一方で、営業情報等の非技術系の情報は、法務部で管理することが適していると考えます。営業情報までも知財部で管理することは、一般的な知財部の役割からして少々違うのかなと思います。
とはいいつつも、営業秘密は実際のビジネスで使われる場面が多いでしょう。
顧客情報はまさにその典型でしょう。そうすると、この顧客情報は例えば営業部でも管理され、営業部員にもアクセス権限が与えられ、閲覧だけでなく更新や追加も当然に行われることになります。
また、技術情報に関しては、開発や製造部門で使用するだけでなく、営業部門でも使用するかもしれません。営業部門で使用する場合とは、例えば、顧客に対して自社製品等の優位性を説明するために営業秘密としている技術情報を守秘義務契約を締結したうえで伝える可能性が考えられます。
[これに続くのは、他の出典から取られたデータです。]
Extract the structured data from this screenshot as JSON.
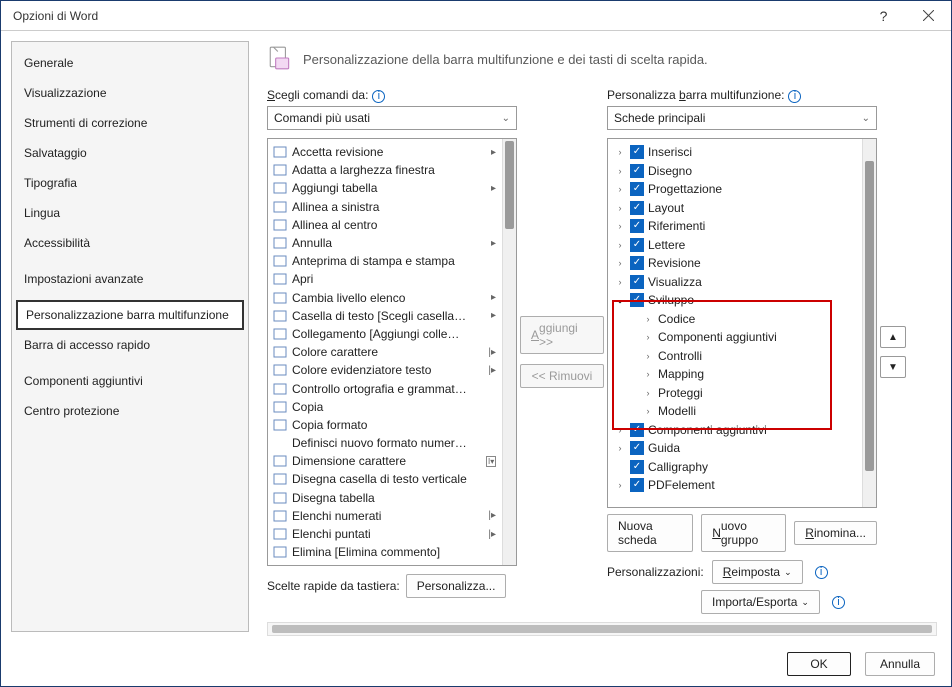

そうすると、営業秘密はそれを使用する部門でも管理されることになり、法務部や知財部は管理対象の営業秘密について、どの部署がどのような情報を保持し、それに対するアクセスや使用の状態等を包括的に管理するということになるのでしょうか。
さらに、従業員が退職する際には、営業秘密が持ち出されていないかのチェックを早期に行う必要があります。これは、人事部やシステム管理部が主体的に行うことになるのでしょう。営業秘密の管理部門は、必要に応じて退職者のアクセス権限の有無を上記チェックを行う部門に知らせる必要があるかと思います。
このように、営業秘密の管理部門は、他の部門との横断的な協力関係がないと営業秘密を適切に管理することは難しいとも思われます。
さらに、技術情報に関しては、上述したように秘密管理を開始した後に非公知性が失われる可能性があります。非公知性を失った技術情報をそのまま秘密管理していると、秘密管理の形骸化をまねき、秘密管理している他の情報の営業秘密性に影響を与えるかもしれません。
このため、特に技術情報に関してはこのような認識を持ち、かつ対応できる部署が主体的にその管理を行うべきではないでしょうか?